Re: [PATCH 0/4] sched/rt: Distribute tasks in find_lowest_rq()
From: Qais Yousef
Date: Tue Apr 21 2020 - 10:25:58 EST
On 04/21/20 15:28, Vincent Guittot wrote:
> On Tue, 21 Apr 2020 at 15:18, Valentin Schneider
> <valentin.schneider@xxxxxxx> wrote:
> >
> >
> > On 21/04/20 13:13, Qais Yousef wrote:
> > > On 04/14/20 19:58, Valentin Schneider wrote:
> > >>
> > >> I'm a bit wary about such blanket changes. I feel like most places impacted
> > >> by this change don't gain anything by using the random thing. In sched land
> > >> that would be:
> > >
> > > The API has always been clear that cpumask_any return a random cpu within the
> > > mask. And the fact it's a one liner with cpumask_first() directly visible,
> > > a user made the choice to stick to cpumask_any() indicates that that's what
> > > they wanted.
> > >
> > > Probably a lot of them they don't care what cpu is returned and happy with the
> > > random value. I don't see why it has to have an effect. Some could benefit,
> > > like my use case here. Or others truly don't care, then it's fine to return
> > > anything, as requested.
> > >
> >
> > Exactly, *some* (which AFAICT is a minority) might benefit. So why should
> > all the others pay the price for a functionality they do not need?
> >
> > I don't think your change would actually cause a splat somewhere; my point
> > is about changing existing behaviour without having a story for it. The
> > thing said 'pick a "random" cpu', sure, but it never did that, it always
> > picked the first.
> >
> > I've pointed out two examples that want to be cpumask_first(), and I'm
> > absolutely certain there are more than these two out there. What if folks
> > ran some performance test and were completely fine with the _first()

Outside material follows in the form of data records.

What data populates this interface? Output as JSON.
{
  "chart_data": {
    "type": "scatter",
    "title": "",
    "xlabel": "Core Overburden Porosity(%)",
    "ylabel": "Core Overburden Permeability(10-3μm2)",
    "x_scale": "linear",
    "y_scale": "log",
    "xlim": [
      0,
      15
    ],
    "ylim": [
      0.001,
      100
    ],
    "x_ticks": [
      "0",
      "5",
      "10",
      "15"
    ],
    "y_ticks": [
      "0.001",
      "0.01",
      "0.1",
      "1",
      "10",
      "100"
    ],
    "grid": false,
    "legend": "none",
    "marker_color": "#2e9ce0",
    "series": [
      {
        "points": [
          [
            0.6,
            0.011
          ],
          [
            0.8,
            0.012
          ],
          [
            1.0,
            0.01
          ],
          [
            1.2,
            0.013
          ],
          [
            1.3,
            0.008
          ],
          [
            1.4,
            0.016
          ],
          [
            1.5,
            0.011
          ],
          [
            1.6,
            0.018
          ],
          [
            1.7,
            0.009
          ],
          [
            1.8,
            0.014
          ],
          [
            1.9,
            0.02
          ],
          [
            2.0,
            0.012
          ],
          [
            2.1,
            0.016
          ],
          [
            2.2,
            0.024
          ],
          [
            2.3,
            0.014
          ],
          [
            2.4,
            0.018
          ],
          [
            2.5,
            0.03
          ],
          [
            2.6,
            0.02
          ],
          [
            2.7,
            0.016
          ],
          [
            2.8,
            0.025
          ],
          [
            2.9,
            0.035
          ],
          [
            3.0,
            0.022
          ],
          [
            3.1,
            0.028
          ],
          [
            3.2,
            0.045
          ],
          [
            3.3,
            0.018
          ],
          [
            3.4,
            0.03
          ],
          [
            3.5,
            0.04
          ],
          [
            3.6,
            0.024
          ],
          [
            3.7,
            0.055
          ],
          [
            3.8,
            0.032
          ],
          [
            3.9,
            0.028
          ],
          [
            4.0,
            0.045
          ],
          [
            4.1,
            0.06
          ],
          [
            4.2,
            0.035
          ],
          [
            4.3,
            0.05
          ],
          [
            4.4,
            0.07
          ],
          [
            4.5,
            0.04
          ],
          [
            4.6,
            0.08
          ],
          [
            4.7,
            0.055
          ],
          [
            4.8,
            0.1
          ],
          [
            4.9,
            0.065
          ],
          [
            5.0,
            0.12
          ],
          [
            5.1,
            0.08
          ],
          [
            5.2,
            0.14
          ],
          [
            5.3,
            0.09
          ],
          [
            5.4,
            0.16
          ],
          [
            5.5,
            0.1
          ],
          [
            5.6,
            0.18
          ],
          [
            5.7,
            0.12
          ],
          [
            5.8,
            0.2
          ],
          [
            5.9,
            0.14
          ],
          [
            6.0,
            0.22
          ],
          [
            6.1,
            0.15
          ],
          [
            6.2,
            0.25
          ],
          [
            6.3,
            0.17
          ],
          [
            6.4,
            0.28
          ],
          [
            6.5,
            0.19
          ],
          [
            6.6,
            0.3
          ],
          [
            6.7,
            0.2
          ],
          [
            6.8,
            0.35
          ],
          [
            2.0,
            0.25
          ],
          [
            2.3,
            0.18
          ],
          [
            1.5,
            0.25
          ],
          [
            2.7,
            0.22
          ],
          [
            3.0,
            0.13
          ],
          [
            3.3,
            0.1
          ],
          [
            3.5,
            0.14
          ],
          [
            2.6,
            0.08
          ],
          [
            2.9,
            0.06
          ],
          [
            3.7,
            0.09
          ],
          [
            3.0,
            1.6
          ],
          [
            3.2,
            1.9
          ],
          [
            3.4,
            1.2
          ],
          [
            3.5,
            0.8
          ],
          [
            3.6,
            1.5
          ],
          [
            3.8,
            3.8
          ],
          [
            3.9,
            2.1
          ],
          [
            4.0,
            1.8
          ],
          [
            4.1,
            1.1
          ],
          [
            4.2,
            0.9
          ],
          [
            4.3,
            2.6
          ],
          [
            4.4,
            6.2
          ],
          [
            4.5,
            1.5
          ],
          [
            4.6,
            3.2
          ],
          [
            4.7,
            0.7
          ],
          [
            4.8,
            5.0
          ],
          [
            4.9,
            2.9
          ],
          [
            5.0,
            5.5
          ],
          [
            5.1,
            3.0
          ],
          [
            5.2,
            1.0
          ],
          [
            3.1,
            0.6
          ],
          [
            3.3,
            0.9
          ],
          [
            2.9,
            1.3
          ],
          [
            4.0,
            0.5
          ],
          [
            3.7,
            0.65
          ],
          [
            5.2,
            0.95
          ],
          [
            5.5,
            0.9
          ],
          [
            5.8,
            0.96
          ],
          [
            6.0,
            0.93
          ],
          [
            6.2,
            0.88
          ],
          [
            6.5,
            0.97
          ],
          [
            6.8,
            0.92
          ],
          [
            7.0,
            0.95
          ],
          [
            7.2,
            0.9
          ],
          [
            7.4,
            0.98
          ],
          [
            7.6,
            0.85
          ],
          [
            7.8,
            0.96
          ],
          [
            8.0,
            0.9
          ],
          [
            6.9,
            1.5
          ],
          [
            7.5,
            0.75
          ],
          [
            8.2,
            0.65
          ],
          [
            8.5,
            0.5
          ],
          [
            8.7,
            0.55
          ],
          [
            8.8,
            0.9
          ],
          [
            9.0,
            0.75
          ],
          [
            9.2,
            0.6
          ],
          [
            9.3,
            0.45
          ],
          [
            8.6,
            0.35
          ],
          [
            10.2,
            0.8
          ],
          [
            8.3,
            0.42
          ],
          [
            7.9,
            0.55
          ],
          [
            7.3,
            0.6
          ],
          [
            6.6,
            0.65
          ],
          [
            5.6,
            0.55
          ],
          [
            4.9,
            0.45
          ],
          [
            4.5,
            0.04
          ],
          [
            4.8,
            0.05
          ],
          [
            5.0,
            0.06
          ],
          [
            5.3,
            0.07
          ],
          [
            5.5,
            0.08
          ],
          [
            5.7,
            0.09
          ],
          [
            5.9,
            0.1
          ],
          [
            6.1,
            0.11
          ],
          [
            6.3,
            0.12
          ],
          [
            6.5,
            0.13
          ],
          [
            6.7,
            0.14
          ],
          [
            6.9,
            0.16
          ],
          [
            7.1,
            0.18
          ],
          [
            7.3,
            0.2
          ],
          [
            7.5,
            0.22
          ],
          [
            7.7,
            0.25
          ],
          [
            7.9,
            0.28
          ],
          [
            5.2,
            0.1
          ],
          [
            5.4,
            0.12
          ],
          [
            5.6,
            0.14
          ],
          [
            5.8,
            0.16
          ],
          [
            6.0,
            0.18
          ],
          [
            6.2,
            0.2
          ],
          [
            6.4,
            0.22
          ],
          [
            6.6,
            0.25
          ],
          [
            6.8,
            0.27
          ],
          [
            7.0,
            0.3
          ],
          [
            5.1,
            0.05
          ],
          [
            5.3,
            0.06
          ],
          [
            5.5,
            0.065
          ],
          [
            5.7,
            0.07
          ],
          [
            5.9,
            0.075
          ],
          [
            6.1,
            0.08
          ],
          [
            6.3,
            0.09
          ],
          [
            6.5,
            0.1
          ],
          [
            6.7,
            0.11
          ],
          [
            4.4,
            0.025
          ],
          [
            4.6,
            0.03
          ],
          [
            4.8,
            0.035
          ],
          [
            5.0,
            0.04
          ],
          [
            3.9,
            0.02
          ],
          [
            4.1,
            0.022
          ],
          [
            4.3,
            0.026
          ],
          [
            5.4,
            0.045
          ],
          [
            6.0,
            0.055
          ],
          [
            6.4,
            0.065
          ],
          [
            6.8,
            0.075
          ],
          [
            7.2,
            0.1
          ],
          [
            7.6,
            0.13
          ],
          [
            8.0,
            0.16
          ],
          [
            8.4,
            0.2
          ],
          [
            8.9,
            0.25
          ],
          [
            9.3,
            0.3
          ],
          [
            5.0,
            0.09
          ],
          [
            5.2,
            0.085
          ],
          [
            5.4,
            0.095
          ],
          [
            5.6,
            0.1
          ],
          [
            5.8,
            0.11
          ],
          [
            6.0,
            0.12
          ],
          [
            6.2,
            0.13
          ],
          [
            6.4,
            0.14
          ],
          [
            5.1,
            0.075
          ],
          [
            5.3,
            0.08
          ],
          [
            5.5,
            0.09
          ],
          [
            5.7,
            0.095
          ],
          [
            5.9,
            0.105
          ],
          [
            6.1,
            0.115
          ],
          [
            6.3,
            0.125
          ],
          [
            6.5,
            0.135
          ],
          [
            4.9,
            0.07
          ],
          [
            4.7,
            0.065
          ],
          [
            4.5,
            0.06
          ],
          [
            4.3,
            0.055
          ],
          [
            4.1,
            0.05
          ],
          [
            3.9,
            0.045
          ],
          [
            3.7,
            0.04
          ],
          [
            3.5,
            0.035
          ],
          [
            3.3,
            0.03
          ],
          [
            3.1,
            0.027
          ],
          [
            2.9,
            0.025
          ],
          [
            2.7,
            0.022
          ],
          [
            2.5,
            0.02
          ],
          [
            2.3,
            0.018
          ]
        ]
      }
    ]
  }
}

> > behaviour? What tells you randomness won't degrade some cases?
>
> I tend to agree that any doesn't mean random and using a random cpu
> will create strange behavior
>
> One example is the irq affinity on b.L system. Right now, the irq are
> always pinned to the same CPU (the 1st one which is most probably a
> Little) but with your change we can imagine that this will change and
> might ever change over 2 consecutives boot if for whatever reason (and
> this happen) the drivers are not probed in the same order . At the end
> you will run some tests with irq on little and other time irq on big.
> And more generally speaking and a SMP system can be impacted because
> the irq will not be pinned to the same CPU with always the same other
> irqs
For me this highlights issues that needs to be addressed. Which I think are
easy enough to address. But I won't push too hard for this.